Dealing with an ABR Core Exam Failure

Firstly, it should almost go without saying, but: you can do this.

I’d also like to acknowledge that nothing below is particularly noteworthy or novel advice. The Core Exam is like the other high-stakes multiple choice exams you’ve taken except for the fact that it has more pictures.

And, of course, the question of how to pass the Core Exam after a failure is mostly the same as asking how to pass it in the first place. Before we get further, I published a series of articles grouped here as a “Guide to the Core Exam” that lays out a lot of helpful information. There are some out-of-date passages about failing because physics and in-person details, but the core information is unchanged.

Acknowledge Luck

As you no doubt noticed during your first attempt(s), the questions on the ABR exams are somewhat arbitrary in what they include, so part of your performance is luck of the draw. While the difficulty is curated, the specific content breakdown is not a perfect cross section of possible topics. You can have the same diagnosis multiple times but then zero questions on broad swaths of important material. How your knowledge gaps line up can make a big difference.

Your performance on a given day is a product of your variable skill (energy, focus, attention, etc) and the exact exam you get. All things being equal, that means that a borderline failure is also truly a near pass.

Dissect Your Performance

Look at the two breakdowns: organ (breast, cardiovascular, GI, GU, MSK, neuro, peds, and thoracic) and modality (CT, IR, MR, Nucs, radiography, US, NIS, and Physics). Find if you have outliers, and plan to shore up those shortfalls with extra dedicated targeted review.

At the same time, do not neglect your strengths entirely. Backsliding is counterproductive.

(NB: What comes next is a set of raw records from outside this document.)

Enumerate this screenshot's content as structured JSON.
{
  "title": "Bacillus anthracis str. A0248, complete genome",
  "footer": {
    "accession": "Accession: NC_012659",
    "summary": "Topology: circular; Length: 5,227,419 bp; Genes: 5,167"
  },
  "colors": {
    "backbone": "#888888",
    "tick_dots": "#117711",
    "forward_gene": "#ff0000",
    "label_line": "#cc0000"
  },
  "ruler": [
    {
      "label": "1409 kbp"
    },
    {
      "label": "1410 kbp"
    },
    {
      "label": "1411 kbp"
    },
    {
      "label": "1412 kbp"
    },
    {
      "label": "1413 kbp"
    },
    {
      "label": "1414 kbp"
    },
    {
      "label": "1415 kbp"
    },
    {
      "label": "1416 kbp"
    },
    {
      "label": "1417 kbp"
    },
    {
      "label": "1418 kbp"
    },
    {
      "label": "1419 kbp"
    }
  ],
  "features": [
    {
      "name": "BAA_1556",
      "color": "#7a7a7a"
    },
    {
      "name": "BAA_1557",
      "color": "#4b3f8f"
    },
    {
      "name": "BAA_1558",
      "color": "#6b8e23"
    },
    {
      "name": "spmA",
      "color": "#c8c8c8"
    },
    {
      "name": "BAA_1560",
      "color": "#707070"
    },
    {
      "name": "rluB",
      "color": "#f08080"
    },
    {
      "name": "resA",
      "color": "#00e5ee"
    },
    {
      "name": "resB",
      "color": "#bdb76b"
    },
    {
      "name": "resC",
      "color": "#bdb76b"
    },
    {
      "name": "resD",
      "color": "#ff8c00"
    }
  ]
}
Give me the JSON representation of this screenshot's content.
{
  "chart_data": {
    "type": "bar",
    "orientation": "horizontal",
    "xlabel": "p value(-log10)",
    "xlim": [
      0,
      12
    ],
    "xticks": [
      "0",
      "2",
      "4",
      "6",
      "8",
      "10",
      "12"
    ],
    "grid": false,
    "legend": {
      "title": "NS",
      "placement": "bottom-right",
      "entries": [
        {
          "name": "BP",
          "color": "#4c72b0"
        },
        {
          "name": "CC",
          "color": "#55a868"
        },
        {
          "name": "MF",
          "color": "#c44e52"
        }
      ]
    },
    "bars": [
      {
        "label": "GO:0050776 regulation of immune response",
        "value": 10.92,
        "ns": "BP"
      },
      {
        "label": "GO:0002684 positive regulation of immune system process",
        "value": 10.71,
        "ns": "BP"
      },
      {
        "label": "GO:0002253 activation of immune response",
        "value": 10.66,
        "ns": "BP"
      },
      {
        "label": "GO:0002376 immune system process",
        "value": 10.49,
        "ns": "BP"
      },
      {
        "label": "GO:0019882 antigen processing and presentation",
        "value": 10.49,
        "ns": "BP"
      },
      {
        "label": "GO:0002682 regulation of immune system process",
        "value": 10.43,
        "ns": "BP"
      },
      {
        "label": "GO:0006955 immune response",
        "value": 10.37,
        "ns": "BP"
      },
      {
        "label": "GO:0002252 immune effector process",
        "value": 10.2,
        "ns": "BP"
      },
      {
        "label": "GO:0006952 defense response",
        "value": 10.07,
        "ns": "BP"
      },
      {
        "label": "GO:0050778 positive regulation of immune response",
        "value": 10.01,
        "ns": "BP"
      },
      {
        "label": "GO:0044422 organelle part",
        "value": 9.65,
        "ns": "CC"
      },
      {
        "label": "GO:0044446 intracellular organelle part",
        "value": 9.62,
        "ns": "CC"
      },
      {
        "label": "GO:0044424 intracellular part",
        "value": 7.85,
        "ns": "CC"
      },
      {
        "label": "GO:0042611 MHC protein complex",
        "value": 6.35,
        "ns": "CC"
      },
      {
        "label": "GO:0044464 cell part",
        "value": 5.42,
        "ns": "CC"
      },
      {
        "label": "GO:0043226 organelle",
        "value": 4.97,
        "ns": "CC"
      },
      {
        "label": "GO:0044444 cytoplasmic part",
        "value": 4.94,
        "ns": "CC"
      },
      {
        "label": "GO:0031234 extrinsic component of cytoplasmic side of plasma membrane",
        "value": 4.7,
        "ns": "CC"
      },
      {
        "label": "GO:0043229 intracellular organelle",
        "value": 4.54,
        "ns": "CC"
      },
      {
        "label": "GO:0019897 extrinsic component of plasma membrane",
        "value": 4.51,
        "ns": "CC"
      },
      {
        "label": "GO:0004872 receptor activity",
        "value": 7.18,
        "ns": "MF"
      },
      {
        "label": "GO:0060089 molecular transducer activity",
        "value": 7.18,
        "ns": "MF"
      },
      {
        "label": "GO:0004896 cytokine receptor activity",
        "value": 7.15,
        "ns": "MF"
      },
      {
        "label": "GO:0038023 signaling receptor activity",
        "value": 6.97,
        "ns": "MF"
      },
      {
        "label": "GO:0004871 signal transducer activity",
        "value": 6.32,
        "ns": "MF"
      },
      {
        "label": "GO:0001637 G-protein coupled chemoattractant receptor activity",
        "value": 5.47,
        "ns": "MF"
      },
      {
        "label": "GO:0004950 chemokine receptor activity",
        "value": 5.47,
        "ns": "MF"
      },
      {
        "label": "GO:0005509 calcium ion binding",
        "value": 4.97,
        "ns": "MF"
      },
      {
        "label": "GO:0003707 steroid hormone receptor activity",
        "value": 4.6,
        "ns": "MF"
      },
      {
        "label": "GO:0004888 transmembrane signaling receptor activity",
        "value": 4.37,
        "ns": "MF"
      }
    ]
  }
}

The nature of spaced repetition is that you need more reps more frequently for new knowledge and problem areas and fewer reps spaced further apart for your strengths—but you still need reps across the board.

Further Reading: Learning & The Transfer Problem

Review Your Study Methods

What exactly was your study method and plan for your initial attempt(s)?

There are a couple of maladaptive tendencies common amongst medical students that can persist into residency:

  1. The tendency to graze across too many resources. Focus on fewer things and learn them deeply.
  2. The tendency to spend too much time passively reading (and especially re-reading) books like Crack the Core at the expense of doing lots of high-quality questions. We are radiologists, and the majority of the exam is image identification: you need to look at lots and lots of pictures.

When it comes to doing practice questions, you also need zoom out and look for trends:

More than just stronger/weaker subspecialty performance, are there any themes to why you get questions wrong? Is there a time component? Is it that you often don’t see the finding in the picture? That you simply don’t know the diagnosis? Or that you’re being fooled by differential considerations and need to focus on key features that distinguish between plausible alternatives? Is it a confidence issue and you’re overthinking it, getting spooked by questions that seem too easy? If you change answers, are you more likely to change from wrong to right or right to wrong? (I think most people overthink it and change for the worse).

If there’s a pattern, it can be the key to unlocking performance.

Further Reading: Dealing with Test Anxiety and Demoralization

Questions/Cases > Reading >> Re-reading

First: Horses > Zebras.

In general, the biggest bang for your buck is still going to be common diagnoses (including weird looks of common things) and normal variants over esoterica. Rare things arise most when they are absolute Aunt Minnies that you can tell at a glance (hence the need for lots of image-based questions).

On a related note, if you never saw them, the ancient free official ABR practice test from 2014 is available on the Wayback machine here.

Also worth mentioning: NIS is a bunch of random material. Many people can read the manual a copy of times and get the job done here, but the reality is that these need to mostly be easy points. If you don’t retain pseudoscientific business jargon naturally, then don’t shirk the review here. The NIS App, for example, is well-reviewed, but there is also an Anki deck as well.

Spaced Repetition

You can use the ACR DXIT/in-service Anki deck for a large number of good free questions. You could also use one of the massive Core Radiology decks. But for the second round of studying after a failure, making quick cards of every question you guess or get wrong from whatever source you’re using with your phone’s camera or with screenshots and incorporating that into repeated longitudinal review may be the highest yield.

In Windows, for example, Windows+Shift+S opens up a quick adjustable screenshot reticle that will copy that portion of your screen to the clipboard.

On Mac, the adjustable screenshot shortcut is Shift+Command+4, which automatically saves to desktop. To save to your clipboard, add Control, so Ctrl+Shift+Command+4.

The Reality

Passing is almost certainly a matter of doing more, high-quality reps while not over-focusing on weaknesses such that you backslide on your relative strengths. The Core Exam is arbitrary enough that some of your high and low-performance areas may not be as meaningful as you think, so you need to continue broad reps in addition to the extra targeted review.

Once you can emotionally recover from the setback and just get back to it, it’s going to work out.